Comme d'autres lecteurs/trices, cette maman de deux enfants a répondu à notre récent sondage sur les difficultés faire garder ses enfants au Luxembourg. Cette expatriée, qui a vécu à Paris et à Londres, nous raconte pourquoi les difficultés ont commencé à partir du moment où elle a posé ses bagages à Luxembourg.
"Lorsque nous vivions à Londres, mon mari travaillait pour une banque d’investissement, avec des horaires démentiels. Il ne rentrait pas avant 10h du soir, le week-end il était crevé" se souvient-elle. Heureusement, le couple avait eu de la chance avec les nounous : "C’étaient des nounous qui avaient l’habitude de s'occuper d’enfants, souriantes, qui acceptaient de faire toute sorte de tâches, de cuisiner, de faire le linge pour les enfants..." De vraies "nanny" à la sauce Mary Poppins !

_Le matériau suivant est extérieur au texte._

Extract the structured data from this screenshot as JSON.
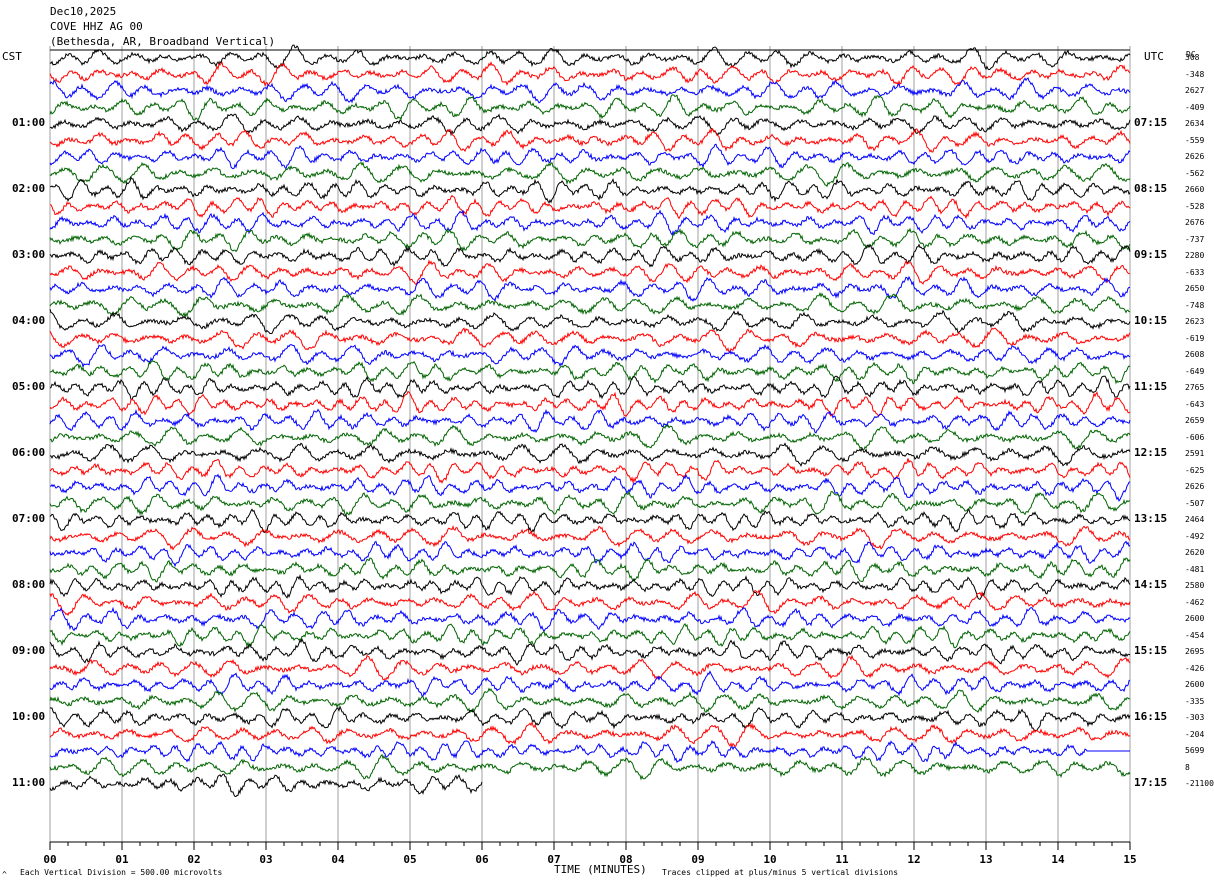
{
  "header": {
    "date": "Dec10,2025",
    "station": "COVE HHZ AG 00",
    "location": "(Bethesda, AR, Broadband Vertical)"
  },
  "left_timezone": "CST",
  "right_timezone": "UTC",
  "dc_label": "DC",
  "footer": {
    "scale": "Each Vertical Division =  500.00 microvolts",
    "xlabel": "TIME (MINUTES)",
    "clip_note": "Traces clipped at plus/minus 5 vertical divisions",
    "corner_mark": "^"
  },
  "colors": {
    "cycle": [
      "#000000",
      "#ff0000",
      "#0000ff",
      "#006400"
    ],
    "grid": "#888888"
  },
  "chart_data": {
    "type": "line",
    "title": "COVE HHZ AG 00",
    "xlabel": "TIME (MINUTES)",
    "xlim": [
      0,
      15
    ],
    "x_ticks": [
      "00",
      "01",
      "02",
      "03",
      "04",
      "05",
      "06",
      "07",
      "08",
      "09",
      "10",
      "11",
      "12",
      "13",
      "14",
      "15"
    ],
    "trace_count": 45,
    "trace_interval_minutes": 15,
    "color_cycle": [
      "black",
      "red",
      "blue",
      "green"
    ],
    "last_trace_end_minute": 6,
    "flat_segment": {
      "trace_index": 42,
      "from_minute": 14.4,
      "to_minute": 15
    },
    "left_hour_labels": [
      {
        "trace_index": 4,
        "label": "01:00"
      },
      {
        "trace_index": 8,
        "label": "02:00"
      },
      {
        "trace_index": 12,
        "label": "03:00"
      },
      {
        "trace_index": 16,
        "label": "04:00"
      },
      {
        "trace_index": 20,
        "label": "05:00"
      },
      {
        "trace_index": 24,
        "label": "06:00"
      },
      {
        "trace_index": 28,
        "label": "07:00"
      },
      {
        "trace_index": 32,
        "label": "08:00"
      },
      {
        "trace_index": 36,
        "label": "09:00"
      },
      {
        "trace_index": 40,
        "label": "10:00"
      },
      {
        "trace_index": 44,
        "label": "11:00"
      }
    ],
    "right_hour_labels": [
      {
        "trace_index": 4,
        "label": "07:15"
      },
      {
        "trace_index": 8,
        "label": "08:15"
      },
      {
        "trace_index": 12,
        "label": "09:15"
      },
      {
        "trace_index": 16,
        "label": "10:15"
      },
      {
        "trace_index": 20,
        "label": "11:15"
      },
      {
        "trace_index": 24,
        "label": "12:15"
      },
      {
        "trace_index": 28,
        "label": "13:15"
      },
      {
        "trace_index": 32,
        "label": "14:15"
      },
      {
        "trace_index": 36,
        "label": "15:15"
      },
      {
        "trace_index": 40,
        "label": "16:15"
      },
      {
        "trace_index": 44,
        "label": "17:15"
      }
    ],
    "dc_offsets": [
      "308",
      "-348",
      "2627",
      "-409",
      "2634",
      "-559",
      "2626",
      "-562",
      "2660",
      "-528",
      "2676",
      "-737",
      "2280",
      "-633",
      "2650",
      "-748",
      "2623",
      "-619",
      "2608",
      "-649",
      "2765",
      "-643",
      "2659",
      "-606",
      "2591",
      "-625",
      "2626",
      "-507",
      "2464",
      "-492",
      "2620",
      "-481",
      "2580",
      "-462",
      "2600",
      "-454",
      "2695",
      "-426",
      "2600",
      "-335",
      "-303",
      "-204",
      "5699",
      "8",
      "-21100"
    ]
  }
}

Mais un jour, son mari a une opportunité d'emploi au Luxembourg, "à la BEI (Banque Européenne d'Investissement). C'était une offre très attrayante, avec beaucoup plus de congés et des horaires plus normaux". La petite famille arrive donc au Luxembourg en 2021. "On n'avait jamais mis les pieds au Grand-Duché. Mais mon mari est Allemand, moi Française, donc on se disait que le Luxembourg était un bon compromis, situé entre nos deux pays" sourit-elle.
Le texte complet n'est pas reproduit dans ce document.